Issue for MAAP (Zenhub)
2 stars 1 forks source link

Searching DPS output is slow #364

Open wildintellect opened 3 years ago

wildintellect commented 3 years ago

Is your feature request related to a problem? Please describe. When a user outputs thousands of DPS runs, the dps_output folder is very nested, and searching through all the of runs to build a list of results takes a very long time. Building this list happens very often, for uploading granules to user share, for build mosaics, for collating results in a reduce step, for building a list of outputs as inputs to the next DPS algorithm.

Describe the solution you'd like To find a way to speed up the search and collation of results. The solution found should probably be in the maap-py library to facilitate easy use by users, unless the code is so simple that a page in the documentation is sufficient. From the alternatives I'm suggesting (4) parallel solution using boto3. Happy to discuss other options.

Describe alternatives you've considered

  1. I investigated if the problems was that glob recursive could be run in parallel. Technically it can, however the backend is s3fs which appears to be single-threaded (or at least single cpu), so it doesn't parallelize the listdir operation to s3 which is known to be on the slow side.
  2. DPS could catalog the outputs in more efficient search system when returning the jobs. Sqlite? Dynamodb?
  3. All outputs could be pooled at a higher level, reducing the number of directories required to traverse and call listdir on.
  4. implement a parallel solution using boto3 utilizing threads/cpus in order to created the subdir lists in parallel.

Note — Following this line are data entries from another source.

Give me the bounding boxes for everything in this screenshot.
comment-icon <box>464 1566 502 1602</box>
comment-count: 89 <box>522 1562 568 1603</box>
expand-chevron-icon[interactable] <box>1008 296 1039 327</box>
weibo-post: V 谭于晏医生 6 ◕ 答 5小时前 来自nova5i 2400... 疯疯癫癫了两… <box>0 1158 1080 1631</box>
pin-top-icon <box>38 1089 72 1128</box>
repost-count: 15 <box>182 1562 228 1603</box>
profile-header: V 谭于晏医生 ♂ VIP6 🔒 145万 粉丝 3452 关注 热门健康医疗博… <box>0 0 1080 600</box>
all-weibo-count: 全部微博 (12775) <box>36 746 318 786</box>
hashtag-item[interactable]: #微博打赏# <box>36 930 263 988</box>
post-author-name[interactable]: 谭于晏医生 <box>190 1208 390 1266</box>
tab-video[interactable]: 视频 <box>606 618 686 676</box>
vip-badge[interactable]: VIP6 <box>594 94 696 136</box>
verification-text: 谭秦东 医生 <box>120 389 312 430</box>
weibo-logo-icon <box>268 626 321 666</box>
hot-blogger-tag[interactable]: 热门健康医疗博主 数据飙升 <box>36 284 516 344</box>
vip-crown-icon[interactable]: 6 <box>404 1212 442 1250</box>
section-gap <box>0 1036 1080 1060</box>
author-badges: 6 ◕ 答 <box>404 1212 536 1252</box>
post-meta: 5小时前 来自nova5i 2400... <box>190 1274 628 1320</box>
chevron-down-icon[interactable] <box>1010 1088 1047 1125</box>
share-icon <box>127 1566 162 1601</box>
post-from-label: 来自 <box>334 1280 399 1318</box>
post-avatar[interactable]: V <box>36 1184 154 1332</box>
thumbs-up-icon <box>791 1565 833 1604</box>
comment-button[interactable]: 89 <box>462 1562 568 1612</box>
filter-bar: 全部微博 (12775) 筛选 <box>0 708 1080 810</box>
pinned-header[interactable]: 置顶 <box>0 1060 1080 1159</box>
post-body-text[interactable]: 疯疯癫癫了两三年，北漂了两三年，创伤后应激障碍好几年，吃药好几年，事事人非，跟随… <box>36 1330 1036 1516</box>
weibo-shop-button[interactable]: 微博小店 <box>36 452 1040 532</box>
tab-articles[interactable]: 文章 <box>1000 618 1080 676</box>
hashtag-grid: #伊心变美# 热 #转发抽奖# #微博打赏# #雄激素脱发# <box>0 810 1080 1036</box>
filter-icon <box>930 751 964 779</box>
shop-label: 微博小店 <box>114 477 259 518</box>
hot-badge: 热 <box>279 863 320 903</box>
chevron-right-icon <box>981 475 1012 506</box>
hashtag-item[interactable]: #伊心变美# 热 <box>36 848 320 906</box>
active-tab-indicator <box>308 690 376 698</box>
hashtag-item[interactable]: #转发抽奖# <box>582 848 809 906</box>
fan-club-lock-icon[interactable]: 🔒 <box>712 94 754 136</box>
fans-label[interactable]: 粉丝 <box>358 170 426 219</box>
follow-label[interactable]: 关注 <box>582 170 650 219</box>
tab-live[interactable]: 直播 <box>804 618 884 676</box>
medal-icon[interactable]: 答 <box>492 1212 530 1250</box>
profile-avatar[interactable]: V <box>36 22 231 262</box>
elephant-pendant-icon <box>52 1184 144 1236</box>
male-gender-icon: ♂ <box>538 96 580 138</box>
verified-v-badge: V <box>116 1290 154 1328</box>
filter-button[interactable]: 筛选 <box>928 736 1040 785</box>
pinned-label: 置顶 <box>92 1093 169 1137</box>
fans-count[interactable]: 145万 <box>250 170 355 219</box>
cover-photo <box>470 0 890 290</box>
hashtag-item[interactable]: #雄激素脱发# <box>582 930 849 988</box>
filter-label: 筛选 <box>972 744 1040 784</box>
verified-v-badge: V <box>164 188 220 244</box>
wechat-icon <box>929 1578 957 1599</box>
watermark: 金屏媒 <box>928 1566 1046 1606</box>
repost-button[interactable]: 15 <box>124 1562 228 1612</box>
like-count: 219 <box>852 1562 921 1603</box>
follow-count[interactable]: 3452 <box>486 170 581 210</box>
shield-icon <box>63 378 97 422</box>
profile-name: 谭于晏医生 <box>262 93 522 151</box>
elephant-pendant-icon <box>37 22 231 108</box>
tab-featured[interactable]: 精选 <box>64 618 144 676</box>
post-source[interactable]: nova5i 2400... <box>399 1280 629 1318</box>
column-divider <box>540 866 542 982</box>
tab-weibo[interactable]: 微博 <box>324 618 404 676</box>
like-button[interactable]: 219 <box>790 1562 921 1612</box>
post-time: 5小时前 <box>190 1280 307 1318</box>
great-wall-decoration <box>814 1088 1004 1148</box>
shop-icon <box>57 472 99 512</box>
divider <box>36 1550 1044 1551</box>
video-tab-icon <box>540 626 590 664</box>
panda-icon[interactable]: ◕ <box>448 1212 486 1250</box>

Additional context s3 is known to be a little slow with directory listing, adding s3fs into the mix just makes it worse. Example:

test_files = glob.glob("/projects/r2d2/dps_output/run_rebinning_ubuntu/master/2021/06/16/17/**/**/*.h5", recursive=True)

cc: @lauraduncanson @pahbs

gchang commented 3 months ago

Old ticket, maybe stac will solve this.

rtapella commented 3 months ago

I think number 3 (merge the subfolders so that there's less nesting of the output folders) should also happen.